- Specialty: Dermatology

= Postinflammatory hyperpigmentation =

Skin condition

Postinflammatory hyperpigmentation (PIH) is a skin condition characterized by the darkening of the skin (hyperpigmentation) following an inflammatory injury, such as acne, dermatitis, infectious disease, or trauma. Less frequently, it may occur as a complication of a medical procedure performed on the skin. It is a common cause of skin discoloration and can affect individuals of all skin types.

== Symptoms and signs==
PIH manifests as areas of increased pigmentation or darkened skin. The color can range from light brown to deep brown or grey to black. Individuals with darker skin typically develop lesions that are darker and last longer compared to people with lighter skin color. Without any treatment, PIH usually fades in the 6-12 months following its appearance, until it is no longer visible.

Postinflammatory hyperpigmentation (PIH) and postinflammatory erythema (PIE) are related but biologically different outcomes of skin inflammation. PIH happens because cytokines stimulate melanocytes, leading to more melanin production and brown or gray discoloration. This is especially common in people with darker skin types. In contrast, PIE shows up as persistent red or pink spots caused by superficial blood vessel dilation rather than pigment deposition, and it is more often seen in people with lighter skin types. Although both may occur after acne or other types of inflammation, PIH usually responds well to treatments that target pigment, while PIE is better treated with methods that focus on blood vessels, like pulsed-dye laser.

== Causes ==
Postinflammatory hyperpigmentation develops after the original symptoms of an inflammatory skin condition disappear. Common triggers include acne lesions, cuts, burns, or skin conditions like eczema. Additionally, UV sun exposure and sunburn are involved in the development, darkening, and expansion of hyperpigmented skin lesions. Some medical procedures performed on the skin can cause an inflammatory reaction, which may lead to hyperpigmentation, even if the inflammation itself is temporary.

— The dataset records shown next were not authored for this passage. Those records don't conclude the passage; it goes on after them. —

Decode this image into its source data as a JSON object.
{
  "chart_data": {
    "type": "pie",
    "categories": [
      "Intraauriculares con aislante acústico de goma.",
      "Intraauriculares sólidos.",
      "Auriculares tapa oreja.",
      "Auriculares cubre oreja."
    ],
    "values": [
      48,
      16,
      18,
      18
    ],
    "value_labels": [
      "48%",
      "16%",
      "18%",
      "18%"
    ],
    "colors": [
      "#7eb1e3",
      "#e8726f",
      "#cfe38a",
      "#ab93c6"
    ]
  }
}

The exact pathogenesis of PIH is poorly understood. It is known to be driven by cytokine-mediated paracrine interactions between keratinocytes and melanocytes, eventually stimulating the melanocytes to dramatically increase production of melanin, which then deposits in the skin.

==Prevention==

Hyperpigmentation can generally be prevented by inhibition of melanogenesis, with agents such as 4-Butylresorcinol, while the wound is healing. Notice that such agents might interfere with wound healing.

==Diagnosis==
A diagnosis of postinflammatory hyperpigmentation is established based upon its clinical presentation coupled with a recent history of inflammation over the same area. Diagnostic tests are not required, but can rule out some other conditions, such as Addison's disease or systemic lupus erythematosus. Wood’s lamp evaluation can be used in the diagnosis as well.

== Treatment ==
Treatment for postinflammatory hyperpigmentation may include topical agents like hydroquinone, retinoids, ascorbic acid, and azelaic acid, as well as chemical peels or laser therapy to promote skin renewal and reduce pigmentation. Sun protection is also crucial to prevent further darkening of the affected skin. In severe or recurrent cases, combination therapy of hydroquinone plus one or more additional topical agents is common.

Topical medications and other non-procedural treatments are preferred over chemical peels, laser therapy, dermabrasion, and other "destructive therapies". This is because the topical treatments are often very effective in managing PIH and typically cost less, while also having lower potential for side effects or worsening of the condition. Some patients (especially those with darker skin) have been known to experience worsening of their PIH with destructive therapy, rather than improvement. The reason for this is often not known.